It can feel scary to buy stocks that are plummeting. After all, there's no guarantee they'll come back up. But although it's counterintuitive, buying stocks at lows makes a lot of sense; it gives you more opportunity to see gains.
The trick is to identify which stocks are tanking because they have no future, and which stocks are down because the market is focusing on the short term. In the second scenario, grabbing shares is a sound investing strategy.
Ulta Beauty(NASDAQ: ULTA) and Williams-Sonoma(NYSE: WSM) are two stocks that are trading at dirt-cheap valuations as they deal with short-term challenges. They look undervalued, and when the market adjusts, investors should gain.
1. Ulta: A differentiated approach to selling makeup
Ulta operates more than 1,300 U.S. stores selling cosmetics, skincare products, and hair care products, as well as providing beauty services. It challenges the traditional dynamics of department store brand versus pharmacy brand versus indie brand by housing all three segments (plus everything in between) under one roof. In doing so, it attracts customers from every demographic and generates high sales and profits.

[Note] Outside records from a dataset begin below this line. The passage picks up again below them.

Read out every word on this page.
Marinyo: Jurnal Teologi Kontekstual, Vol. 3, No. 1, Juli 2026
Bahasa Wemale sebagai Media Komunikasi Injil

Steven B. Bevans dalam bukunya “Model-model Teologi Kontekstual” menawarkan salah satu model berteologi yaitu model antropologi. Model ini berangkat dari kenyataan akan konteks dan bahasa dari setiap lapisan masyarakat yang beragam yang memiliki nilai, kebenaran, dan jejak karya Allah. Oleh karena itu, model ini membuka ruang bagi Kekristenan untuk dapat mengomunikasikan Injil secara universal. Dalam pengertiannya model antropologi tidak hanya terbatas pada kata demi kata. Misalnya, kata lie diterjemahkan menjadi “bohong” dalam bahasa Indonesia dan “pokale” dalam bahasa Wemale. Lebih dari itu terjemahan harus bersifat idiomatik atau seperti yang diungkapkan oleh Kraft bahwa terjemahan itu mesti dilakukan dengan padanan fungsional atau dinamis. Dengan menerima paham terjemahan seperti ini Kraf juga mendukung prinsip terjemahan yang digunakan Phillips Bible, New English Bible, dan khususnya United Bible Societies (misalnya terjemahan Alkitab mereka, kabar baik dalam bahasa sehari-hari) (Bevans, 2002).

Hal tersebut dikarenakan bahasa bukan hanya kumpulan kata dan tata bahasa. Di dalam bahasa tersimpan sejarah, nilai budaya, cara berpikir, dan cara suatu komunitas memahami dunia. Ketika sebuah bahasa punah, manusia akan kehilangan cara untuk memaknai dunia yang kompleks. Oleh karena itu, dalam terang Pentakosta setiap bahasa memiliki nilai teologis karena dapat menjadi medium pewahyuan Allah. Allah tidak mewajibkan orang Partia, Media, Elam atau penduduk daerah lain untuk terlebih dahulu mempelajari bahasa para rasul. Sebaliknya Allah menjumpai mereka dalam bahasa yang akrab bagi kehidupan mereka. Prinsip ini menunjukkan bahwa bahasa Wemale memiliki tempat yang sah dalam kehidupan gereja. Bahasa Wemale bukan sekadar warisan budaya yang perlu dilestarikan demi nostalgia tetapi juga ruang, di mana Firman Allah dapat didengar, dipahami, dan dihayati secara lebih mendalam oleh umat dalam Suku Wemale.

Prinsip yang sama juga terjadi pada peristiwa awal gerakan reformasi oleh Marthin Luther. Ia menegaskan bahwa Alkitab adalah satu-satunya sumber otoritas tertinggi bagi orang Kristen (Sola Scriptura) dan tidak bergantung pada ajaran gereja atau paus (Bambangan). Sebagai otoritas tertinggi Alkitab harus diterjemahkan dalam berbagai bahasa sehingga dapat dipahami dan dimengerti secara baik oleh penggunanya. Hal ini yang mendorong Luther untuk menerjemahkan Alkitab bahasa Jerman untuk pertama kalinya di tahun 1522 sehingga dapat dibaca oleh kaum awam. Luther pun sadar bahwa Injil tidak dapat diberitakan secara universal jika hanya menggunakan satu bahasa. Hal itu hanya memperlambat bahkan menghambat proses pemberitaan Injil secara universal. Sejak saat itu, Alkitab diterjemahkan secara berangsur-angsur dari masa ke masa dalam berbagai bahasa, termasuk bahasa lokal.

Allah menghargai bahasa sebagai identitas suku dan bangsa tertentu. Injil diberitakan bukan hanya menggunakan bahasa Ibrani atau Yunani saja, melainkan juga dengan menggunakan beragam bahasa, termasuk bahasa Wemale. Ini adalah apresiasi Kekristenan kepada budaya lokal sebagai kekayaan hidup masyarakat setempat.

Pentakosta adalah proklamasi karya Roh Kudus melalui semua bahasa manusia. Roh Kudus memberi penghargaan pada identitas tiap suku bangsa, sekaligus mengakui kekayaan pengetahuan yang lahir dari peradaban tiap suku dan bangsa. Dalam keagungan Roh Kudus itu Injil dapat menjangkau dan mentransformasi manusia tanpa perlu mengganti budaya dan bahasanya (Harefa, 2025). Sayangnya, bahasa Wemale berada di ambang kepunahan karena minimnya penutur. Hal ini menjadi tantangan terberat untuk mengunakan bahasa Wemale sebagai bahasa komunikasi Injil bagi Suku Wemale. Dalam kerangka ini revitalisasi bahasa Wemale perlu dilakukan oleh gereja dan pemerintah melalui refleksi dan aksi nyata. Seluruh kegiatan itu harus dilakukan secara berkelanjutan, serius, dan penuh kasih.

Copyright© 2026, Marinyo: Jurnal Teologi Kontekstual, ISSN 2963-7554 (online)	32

This has proved to be a popular concept, and Ulta typically demonstrates robust sales growth. What management realized is that most beauty customers don't commit to either cheap or expensive cosmetics, but often buy some of both.
Even expensive cosmetics have low price tags for a luxury item, in contrast to something like housewares or jewelry. A search for mascara on its website brings up the cheapest mascara, which costs $4.99; a $29 version from an indie brand, and many more, most with the same customer rating -- four stars out of five.
A mass-market consumer might choose to spend on a pricey cosmetics or skincare product, while an affluent consumer might go for the cheap eyeliner that has great reviews. Ulta made the genius move to combine this all together and benefit from the gamut of beauty customers.
Its services are also a big draw, and they add exponentially to the model since services customers are much more likely to buy products as well.
Ulta is still posting strong growth despite the economy. Sales in its fiscal 2023's second quarter (ended July 29) increased 10% over last year while comparable-store sales rose 8%. Earnings per share (EPS) increased from $5.70 last year to $6.02 this year, beating average analyst expectations of $5.85 by a wide margin. Management raised the full-year outlook for sales from a midpoint of $11.05 billion to $11.1 billion.
However, investors focused on the narrowing of the operating margin, which was 15.5%, down from 17%. For the second consecutive quarter, its operating margin was worse than last year, although the company raised the full-year outlook slightly from a midpoint of 14.75% to 14.8%.
The company is working through the short-term challenges of inflation, and its margin is still higher than historical levels, so it looks like the market is mispricing how this affects Ulta over the long term.
Ulta stock is down 12% this year, and at this price, it trades at 16.5 times trailing-12-month earnings, which is a bargain for this market-beating stock.
2. Williams-Sonoma: A market beater that pays a dividend
Williams-Sonoma sells upscale housewares and home furnishings, and like other home goods retailers, it's dealing with dual impacts of inflation affecting wallets and the challenge of keeping up with extremely high sales at the beginning of the pandemic.
It's no surprise that sales are down right now. Comparable-brand revenue decreased 12% in its fiscal second quarter (ended July 30), with two-year comps about flat. That's an indication that this is related to short-term macroeconomic concerns rather than a pattern.
EPS fell from $3.87 last year to $3.12 this year but came in well above average analyst expectations of $2.71. The operating margin was 14.6%, down from 17.1% last year and well ahead of pre-pandemic levels.
In Williams-Sonoma's case, the market rewarded the operating margin, and its stock is up 23% this year. However, it's still down 8% over the past year, and at this price, it trades at the cheap valuation of less than 10 times trailing-12-month earnings.
Management revised its guidance, calling now for lower sales but a higher operating margin. Long-term, the company expects to get back to single-digit sales growth with operating margins above 15%.
Williams-Sonoma stock has beaten the market for many years, and it pays a dividend that yields 2.4% at the current price. This is an excellent entry point for a stock that should soar again in a bull market.